1

When I run the following code using the package 'data.table' it appears that dt and dt1 are linked. Both of the tables now have the new Calc variable in it even though I only defined it in dt1.. What is going on here please?

library(data.table)
dt <- data.table(Var1 = c(1,2,3), Var2 = c(4,5,6))
dt1 <- dt
dt1[, Calc := Var1 + Var2]
  • 1
    Use `dt1 <- copy(dt)` – akrun Aug 17 '22 at 17:48
  • Thanks, so the other command links the tables? – billybob196 Aug 17 '22 at 17:56
  • with `data.table`, set operations as well as `:=` use reference. So, if the newly created object is not copied, it gets modified – akrun Aug 17 '22 at 18:01
  • 1
    It might be useful to know that this is really a normal behavior for *most* programming languages. Usually, this is referred to as a shallow copy. A deep copy ensures the two objects aren't linked.
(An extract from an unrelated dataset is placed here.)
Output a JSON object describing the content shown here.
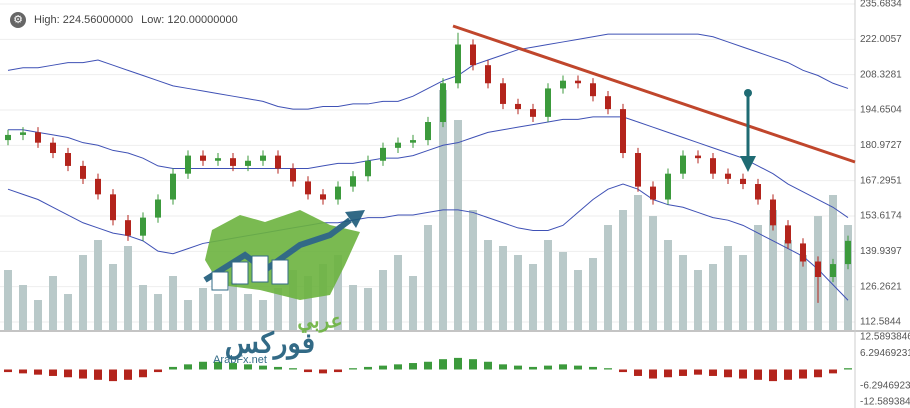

In R, though, it's normally always a deep copy. – Kat Aug 17 '22 at 18:14
  • 4
    @Kat in R it is a normally shallow copy, deep copy is made later on only in case of altering the shallow copied object. It is called copy-on-write. – jangorecki Aug 17 '22 at 19:24
  • @billybob196, this is by design in `data.table`'s referential semantics. If you want `dt` and `dt1` to be completely separate objects, then as akrun suggested, use `dt1 <- copy(dt)`. – r2evans Aug 17 '22 at 20:15

0 Answers0